Induction of Thymic Stromal Lymphopoietin in Mesenchymal Stem Cells by Interaction with Myeloma Cells

Abstract 1825

Multiple myeloma (MM) is a B-cell neoplasm characterized by clonal proliferation of malignant plasma cells in the bone marrow (BM). The development of new drugs has increased survival time, but the disease is still incurable. Recently, the BM microenvironment has been reported to play an important role in proliferation and survival of MM cells, suggesting that clarification of the interaction between BM stromal cells and MM cells may provide insights to allow the development of novel treatment strategies for MM.

As the signal between MM cells and the BM microenvironment should be bidirectional, it is possible that MM cells produce signals that alter the BM microenvironment to one appropriate for their survival. To validate this hypothesis, we examined the changes in gene expression profile in human BM-derived mesenchymal stem cells (MSC) by co-culture with MM cell line OPM-2. cDNA array analysis indicated that 2 days of co-culture with OPM-2 induced multiple factors in MSC, which are known to have positive effects on survival of MM cells, such as interleukin-6, insulin-like growth factor-1, stromal cell-derived factor 1, vascular cell adhesion molecule 1 (VCAM1), and intercellular adhesion molecule 1 (ICAM1). Other than known factors, thymic stromal lymphopoietin (TSLP), which is a cytokine involved in progression of pancreatic and breast cancer through induction of T helper 2 cell responses, was found to be upregulated by co-culture (ratio 2.22). To confirm the results of cDNA array analysis, MSC co-cultured with OPM-2 or KMS-34 were tested for expression and secretion of TSLP by real-time PCR and ELISA. Real-time PCR revealed that the expression of TSLP in co-cultured MSC was two to three times higher than that in MSC monocultures.

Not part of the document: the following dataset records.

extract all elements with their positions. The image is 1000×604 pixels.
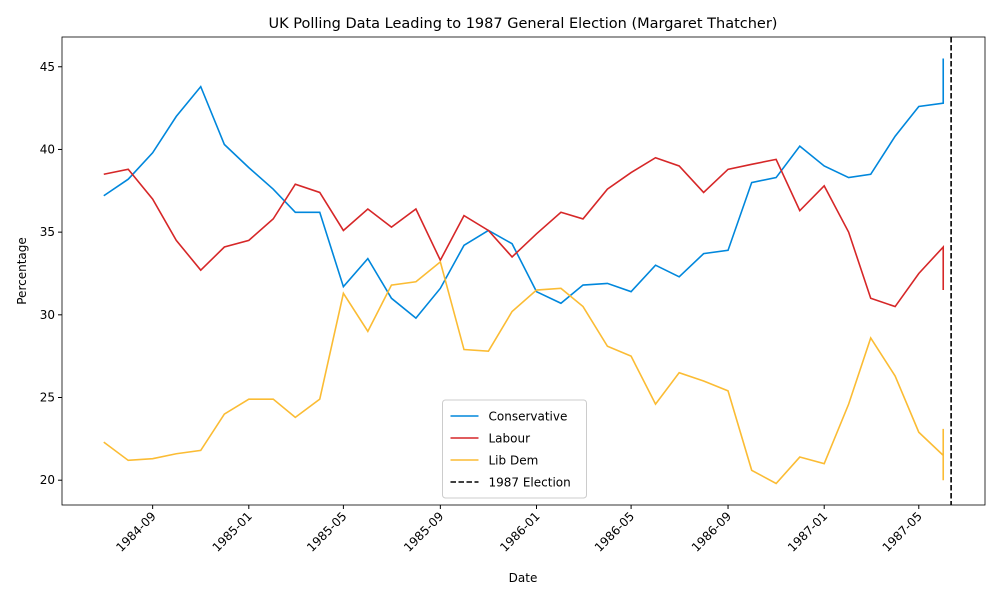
series-line xyxy=(103,156,945,308)
legend-label: Lib Dem xyxy=(489,454,539,468)
series-line xyxy=(103,58,945,320)
y-axis-label: Percentage xyxy=(15,237,29,305)
y-tick-label: 20 xyxy=(40,473,55,487)
x-axis-label: Date xyxy=(509,571,538,585)
plot-frame xyxy=(61,36,986,506)
y-tick-label: 30 xyxy=(40,308,55,322)
legend-label: 1987 Election xyxy=(489,476,571,490)
legend-label: Labour xyxy=(489,432,531,446)
legend: Conservative Labour Lib Dem 1987 Election xyxy=(442,399,587,499)
y-tick-label: 35 xyxy=(40,225,55,239)
y-tick-label: 40 xyxy=(40,142,55,156)
legend-label: Conservative xyxy=(489,410,568,424)
chart-title: UK Polling Data Leading to 1987 General … xyxy=(269,16,778,32)
y-tick-label: 45 xyxy=(40,60,55,74)
y-tick-label: 25 xyxy=(40,391,55,405)
series-line xyxy=(103,260,945,485)
legend-box xyxy=(442,399,587,499)
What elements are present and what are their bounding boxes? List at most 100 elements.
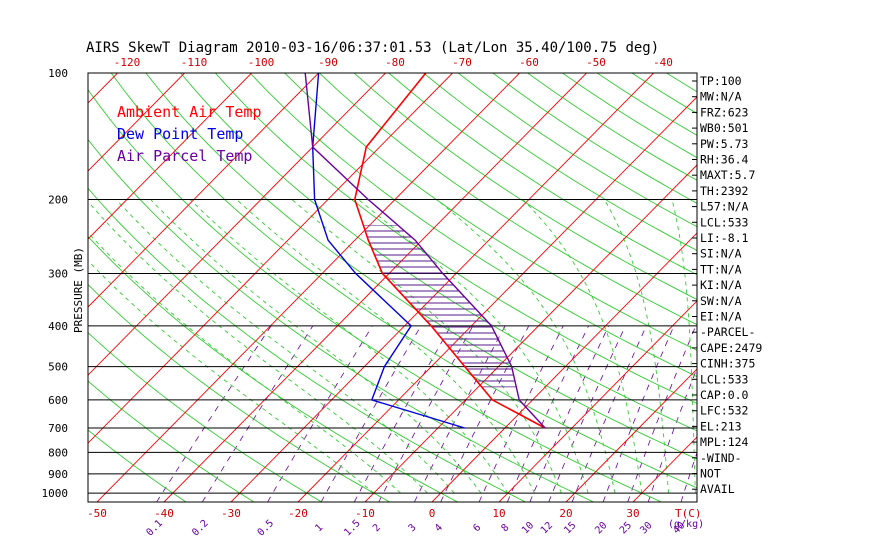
- index-4: PW:5.73: [700, 137, 749, 151]
- mixing-ratio-line-13: [602, 325, 675, 502]
- mixing-ratio-tick-8: 6: [471, 522, 483, 534]
- mixing-ratio-tick-9: 8: [500, 522, 512, 534]
- dry-adiabat-17: [423, 73, 697, 251]
- mixing-ratio-tick-3: 1: [313, 522, 325, 534]
- dry-adiabat-9: [145, 73, 697, 460]
- bottom-temp-tick-6: 10: [492, 507, 505, 520]
- legend: Ambient Air Temp Dew Point Temp Air Parcel…: [117, 103, 262, 165]
- dry-adiabat-0: [88, 429, 187, 502]
- ambient-temp-line: [353, 73, 546, 429]
- moist-adiabat-7: [291, 199, 562, 494]
- mixing-ratio-tick-2: 0.5: [256, 518, 277, 539]
- isotherm-12: [163, 73, 587, 502]
- mixing-ratio-tick-5: 2: [371, 522, 383, 534]
- moist-adiabat-12: [671, 199, 696, 494]
- moist-adiabat-8: [358, 199, 589, 494]
- moist-adiabats: [88, 199, 696, 494]
- isotherm-4: [0, 73, 51, 502]
- isotherm-8: [88, 73, 319, 308]
- index-11: SI:N/A: [700, 247, 742, 261]
- dry-adiabat-8: [110, 73, 697, 489]
- pressure-tick-100: 100: [48, 67, 68, 80]
- index-22: EL:213: [700, 419, 742, 433]
- pressure-tick-200: 200: [48, 193, 68, 206]
- index-7: TH:2392: [700, 184, 748, 198]
- dry-adiabat-19: [492, 73, 697, 204]
- mixing-ratio-tick-1: 0.2: [190, 518, 211, 539]
- isotherm-19: [632, 436, 697, 502]
- cape-hatched-area: [363, 225, 517, 388]
- dry-adiabat-26: [736, 73, 870, 502]
- isotherm-15: [364, 164, 697, 502]
- isotherm-18: [565, 368, 697, 502]
- bottom-temp-tick-7: 20: [559, 507, 572, 520]
- legend-entry-2: Air Parcel Temp: [117, 147, 252, 165]
- chart-title: AIRS SkewT Diagram 2010-03-16/06:37:01.5…: [86, 40, 659, 56]
- dry-adiabat-18: [457, 73, 697, 228]
- top-temp-tick-8: -40: [653, 56, 673, 69]
- top-temp-tick-labels: -120 -110 -100 -90 -80 -70 -60 -50 -40: [114, 56, 673, 69]
- mixing-ratio-tick-11: 12: [539, 520, 555, 536]
- index-21: LFC:532: [700, 404, 748, 418]
- profile-series: [304, 73, 546, 429]
- mixing-ratio-tick-14: 25: [618, 520, 634, 536]
- dry-adiabat-5: [88, 187, 526, 502]
- mixing-ratio-tick-4: 1.5: [342, 518, 363, 539]
- plot-frame: [87, 72, 698, 503]
- legend-entry-1: Dew Point Temp: [117, 125, 243, 143]
- isotherms: [0, 73, 697, 502]
- mixing-ratio-line-11: [548, 325, 626, 502]
- plot-area: [0, 73, 870, 502]
- top-temp-tick-6: -60: [519, 56, 539, 69]
- mixing-ratio-line-14: [627, 325, 697, 502]
- isotherm-9: [88, 73, 386, 376]
- index-3: WB0:501: [700, 121, 749, 135]
- y-axis-label: PRESSURE (MB): [72, 247, 85, 333]
- mixing-ratio-tick-15: 30: [638, 520, 654, 536]
- pressure-tick-1000: 1000: [42, 487, 69, 500]
- moist-adiabat-11: [603, 199, 670, 494]
- dry-adiabat-13: [284, 73, 697, 351]
- pressure-tick-600: 600: [48, 394, 68, 407]
- index-5: RH:36.4: [700, 153, 749, 167]
- index-0: TP:100: [700, 74, 742, 88]
- pressure-tick-500: 500: [48, 361, 68, 374]
- dry-adiabat-3: [88, 283, 390, 502]
- parcel-temp-line: [304, 73, 546, 429]
- index-17: CAPE:2479: [700, 341, 762, 355]
- mixing-ratio-line-10: [529, 325, 610, 502]
- mixing-ratio-line-0: [156, 325, 272, 502]
- dry-adiabats: [88, 73, 870, 502]
- isotherm-5: [88, 73, 118, 104]
- dry-adiabat-16: [388, 73, 697, 276]
- top-temp-tick-7: -50: [586, 56, 606, 69]
- isotherm-6: [88, 73, 185, 172]
- isobars: [88, 73, 697, 494]
- pressure-tick-700: 700: [48, 422, 68, 435]
- index-9: LCL:533: [700, 215, 749, 229]
- mixing-ratio-line-5: [378, 325, 474, 502]
- index-2: FRZ:623: [700, 105, 749, 119]
- isotherm-16: [431, 232, 697, 502]
- mixing-ratio-tick-13: 20: [593, 520, 609, 536]
- isotherm-11: [96, 73, 520, 502]
- index-23: MPL:124: [700, 435, 749, 449]
- bottom-temp-tick-1: -40: [154, 507, 174, 520]
- top-temp-tick-5: -70: [452, 56, 472, 69]
- bottom-temp-tick-4: -10: [355, 507, 375, 520]
- bottom-temp-tick-0: -50: [87, 507, 107, 520]
- mixing-ratio-tick-labels: 0.1 0.2 0.5 1 1.5 2 3 4 6 8 10 12 15 20 25 30 40(g/kg): [144, 518, 704, 539]
- index-15: EI:N/A: [700, 310, 742, 324]
- index-24: -WIND-: [700, 451, 742, 465]
- mixing-ratio-tick-10: 10: [520, 520, 536, 536]
- bottom-temp-tick-8: 30: [626, 507, 639, 520]
- index-10: LI:-8.1: [700, 231, 749, 245]
- mixing-ratio-line-2: [267, 325, 373, 502]
- mixing-ratio-line-12: [571, 325, 647, 502]
- top-temp-tick-1: -110: [181, 56, 208, 69]
- legend-entry-0: Ambient Air Temp: [117, 103, 262, 121]
- dry-adiabat-15: [353, 73, 697, 300]
- isotherm-7: [88, 73, 252, 240]
- mixing-ratio-tick-6: 3: [407, 522, 419, 534]
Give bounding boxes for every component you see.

Significantly elevated levels of TSLP secretion from MSC after stimulation with PMA/ionomycin were observed by co-culture with OPM-2 or KMS-34 compared with monoculture (201.3 ± 5.0 pg/ml, 176.1 ± 13.3 pg/ml, and 96.6 ± 5.5 pg/ml, respectively; P < 0.01) as measured by ELISA. TSLP did not exhibit any effect on proliferation or drug resistance of MM cells independent of the level of TSLP receptor expression, therefore we evaluated the immunomodulatory effects of TSLP secreted by MSC. Monocyte-derived dendritic cells (MDDC) were first treated with the supernatant of either MSC or MSC co-cultured with KMS-34. Then, allogeneic naïve CD4+ T cells were co-cultured with pretreated MDDC. MDDC treated with the supernatant of co-cultured MSCs expanded IL-13+ CD4+ T cells to a greater extent than MDDC treated with the supernatant of MSC monocultures (10.3 ± 3.7 %, 5.9 ± 4.2 %, respectively; P = 0.02), and addition of anti-TSLP neutralizing antibodies to the supernatant decreased the expansion of IL-13+ CD4+ T cells (10.3 ± 3.7 %, 7.1 ± 2.6 %, respectively; P = 0.04).

These results suggested that MM cells act to form more advantageous BM microenvironment for their survival through induction of pleiotropic molecules in MSC involved in not only proliferation and survival of MM cells, but also modifying immunological status.